As we want true color images (RGB), we need to now select the bands. The name of the bands are documented [HERE] under the "Band" tab. The RGB image is now stored on the variable rgb. 

//Select data from Sentinel-3

//You can select one image from the 'Collection' printed on the 'Console'

var data = ee.Image('COPERNICUS/S3/OLCI/S3A_20180403T124616_20180403T124916')

//Select bands for visualization and apply band-specific scale factors.

var rgb = data.select(['Oa08_radiance', 'Oa06_radiance', 'Oa04_radiance'])

              // Convert to radiance units

              .multiply(ee.Image([0.00876539, 0.0123538, 0.0115198]));

C. Creating Preview Layer on Map

The rgb variable can now be visualized. In order to use the Map.addLayer() function, rgb provides the imagery and visParams provides visualizing parameters. visParams can be modified through min, max and gamma. max changes brightness. 

//Change parameters for image preview

var visParams = {

  min: 0,

  max: 3,

  gamma: 1.5,

};

//Create RGB image on the map using the parameters above

Map.addLayer(rgb, visParams, 'RGB');

D. Creating Basis for Thumbnail

To create thumbnail, we must 1) define the boundaries and 2) create visualization parameters. There are many ways to define the boundary but I have found that making a box seems to be an easier route. The "Inspector" tab on the right allows you to inspect the coordinates by simply clicking on the point of interest. The box information is then stored on the box variable. 
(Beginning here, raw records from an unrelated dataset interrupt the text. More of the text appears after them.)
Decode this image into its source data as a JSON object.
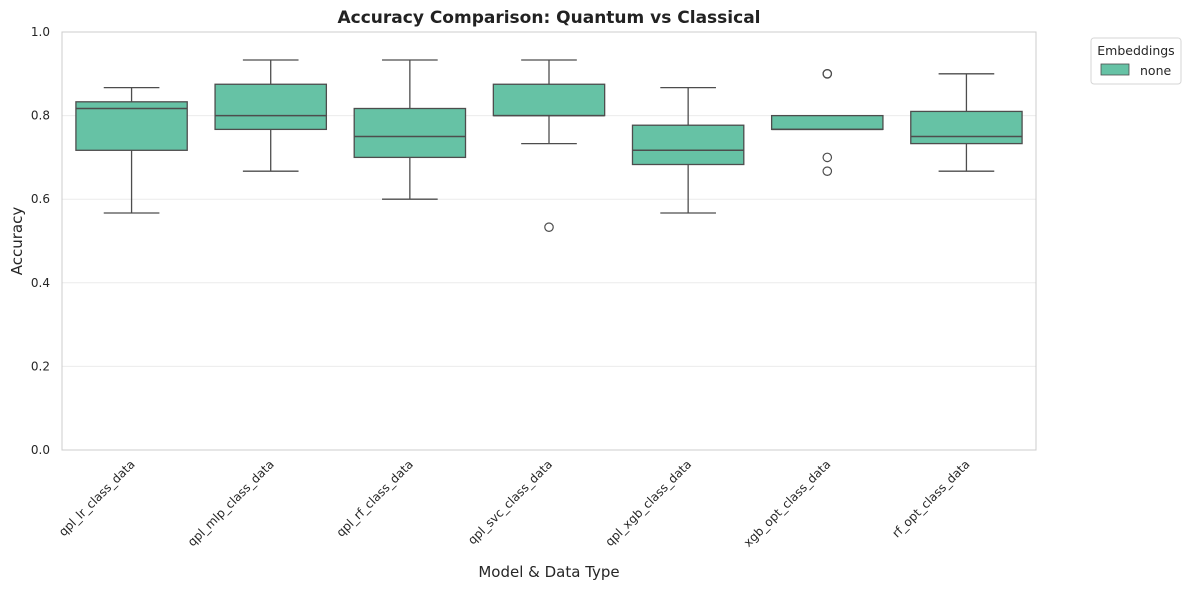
{
  "chart_data": {
    "type": "box",
    "title": "Accuracy Comparison: Quantum vs Classical",
    "xlabel": "Model & Data Type",
    "ylabel": "Accuracy",
    "ylim": [
      0.0,
      1.0
    ],
    "yticks": [
      "0.0",
      "0.2",
      "0.4",
      "0.6",
      "0.8",
      "1.0"
    ],
    "grid": "horizontal",
    "legend": {
      "title": "Embeddings",
      "placement": "outside-top-right",
      "entries": [
        {
          "name": "none",
          "color": "#66c2a5"
        }
      ]
    },
    "colors": {
      "box_fill": "#66c2a5",
      "box_line": "#4d4d4d",
      "grid": "#ebebeb",
      "frame": "#cccccc"
    },
    "categories": [
      "qpl_lr_class_data",
      "qpl_mlp_class_data",
      "qpl_rf_class_data",
      "qpl_svc_class_data",
      "qpl_xgb_class_data",
      "xgb_opt_class_data",
      "rf_opt_class_data"
    ],
    "series": [
      {
        "name": "none",
        "boxes": [
          {
            "whisker_low": 0.567,
            "q1": 0.717,
            "median": 0.817,
            "q3": 0.833,
            "whisker_high": 0.867,
            "outliers": []
          },
          {
            "whisker_low": 0.667,
            "q1": 0.767,
            "median": 0.8,
            "q3": 0.875,
            "whisker_high": 0.933,
            "outliers": []
          },
          {
            "whisker_low": 0.6,
            "q1": 0.7,
            "median": 0.75,
            "q3": 0.817,
            "whisker_high": 0.933,
            "outliers": []
          },
          {
            "whisker_low": 0.733,
            "q1": 0.8,
            "median": 0.8,
            "q3": 0.875,
            "whisker_high": 0.933,
            "outliers": [
              0.533
            ]
          },
          {
            "whisker_low": 0.567,
            "q1": 0.683,
            "median": 0.717,
            "q3": 0.777,
            "whisker_high": 0.867,
            "outliers": []
          },
          {
            "whisker_low": 0.767,
            "q1": 0.767,
            "median": 0.767,
            "q3": 0.8,
            "whisker_high": 0.8,
            "outliers": [
              0.9,
              0.9,
              0.7,
              0.667
            ]
          },
          {
            "whisker_low": 0.667,
            "q1": 0.733,
            "median": 0.75,
            "q3": 0.81,
            "whisker_high": 0.9,
            "outliers": []
          }
        ]
      }
    ]
  }
}
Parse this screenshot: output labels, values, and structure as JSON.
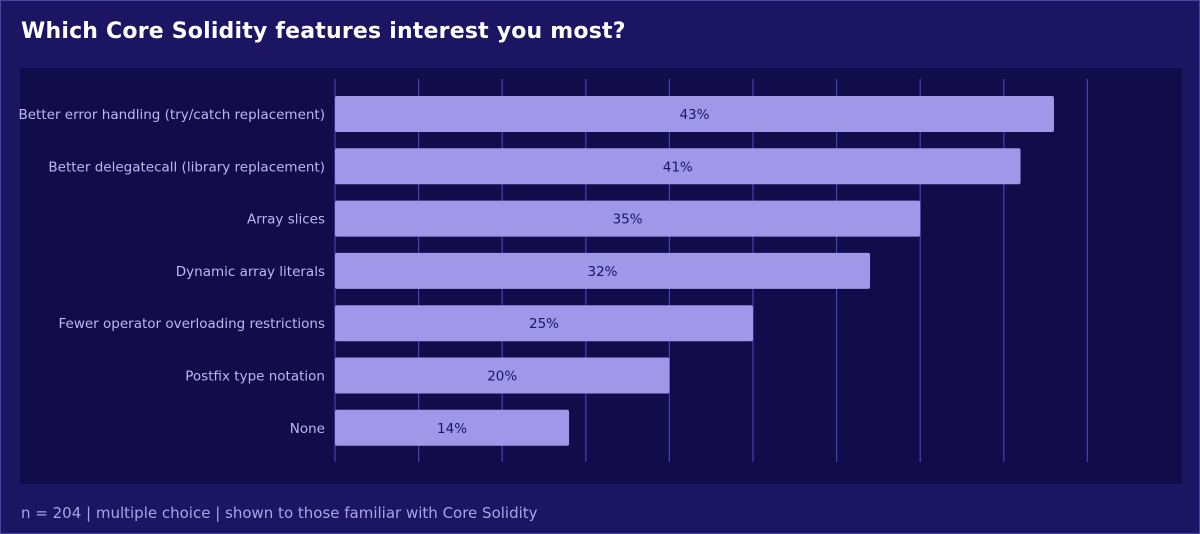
{
  "title": "Which Core Solidity features interest you most?",
  "footnote": "n = 204 | multiple choice | shown to those familiar with Core Solidity",
  "colors": {
    "background": "#1b1564",
    "plot_background": "#120c4b",
    "bar": "#a097e8",
    "gridline": "#4b3fb8",
    "category_text": "#bdb8f2",
    "value_text": "#1b1564"
  },
  "chart_data": {
    "type": "bar",
    "orientation": "horizontal",
    "title": "Which Core Solidity features interest you most?",
    "categories": [
      "Better error handling (try/catch replacement)",
      "Better delegatecall (library replacement)",
      "Array slices",
      "Dynamic array literals",
      "Fewer operator overloading restrictions",
      "Postfix type notation",
      "None"
    ],
    "values": [
      43,
      41,
      35,
      32,
      25,
      20,
      14
    ],
    "value_labels": [
      "43%",
      "41%",
      "35%",
      "32%",
      "25%",
      "20%",
      "14%"
    ],
    "xlim": [
      0,
      45
    ],
    "gridline_step": 5,
    "grid": true,
    "legend": "none"
  }
}
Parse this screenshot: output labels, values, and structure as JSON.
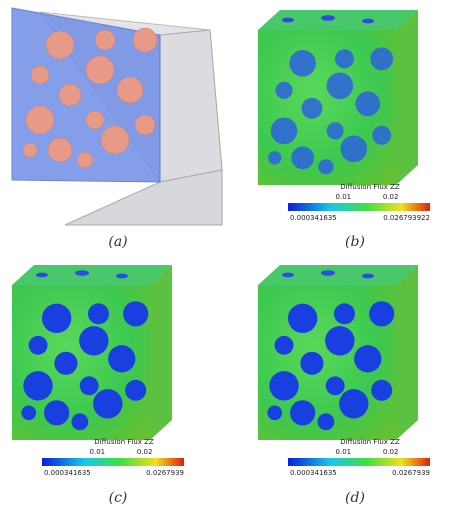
{
  "panels": [
    {
      "label": "(a)"
    },
    {
      "label": "(b)",
      "colorbar": {
        "title": "Diffusion Flux ZZ",
        "ticks": [
          "0.01",
          "0.02"
        ],
        "min": "0.000341635",
        "max": "0.026793922"
      }
    },
    {
      "label": "(c)",
      "colorbar": {
        "title": "Diffusion Flux ZZ",
        "ticks": [
          "0.01",
          "0.02"
        ],
        "min": "0.000341635",
        "max": "0.0267939"
      }
    },
    {
      "label": "(d)",
      "colorbar": {
        "title": "Diffusion Flux ZZ",
        "ticks": [
          "0.01",
          "0.02"
        ],
        "min": "0.000341635",
        "max": "0.0267939"
      }
    }
  ]
}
Visualizing is similar to the steps we did before. The image will be stored on image variable. max allows to change the brightness. You could play around with the numbers to get a feel of how changing numbers changes the thumbnail output. 

//Create box that encloses the data that will be on the thumbnail

//Coordinates c by using "Inspector" and then clicking on the map

var box = ee.Geometry.Rectangle(-50.444, -5.33, -46.742, -9.012);

//Use Earth Engine's thumbnail widget to create the thumbnails 

//Prints it on the "Console"

var image = ee.Image(data).visualize({

  bands: ['Oa08_radiance', 'Oa06_radiance', 'Oa04_radiance'],

  min: 0,

  max: 250,

  gamma: [1.5, 1.5, 1.5]

});

E. Generating Thumbnail
Earth Engine has this neat widget that generates the thumbnail for you on the "Console." All I did was copy and paste the source code making sure that the variables match up. You change the format to .jpg and the dimensions accordingly. For mine, the dimensions have been set to 256x256 thumbnails. 

//Print a thumbnail to the console

print(ui.Thumbnail({

  image: image,

  params: {

    dimensions: '256x256',

    region: box.toGeoJSON(),

    format: 'png'

  },

  style: {height: '300px', width: '300px'}

}));

That's your lot, there's loads to improve on but this should get anyone started. I haven't centered the map to the data location so do make sure to zoom out and locate the imagery.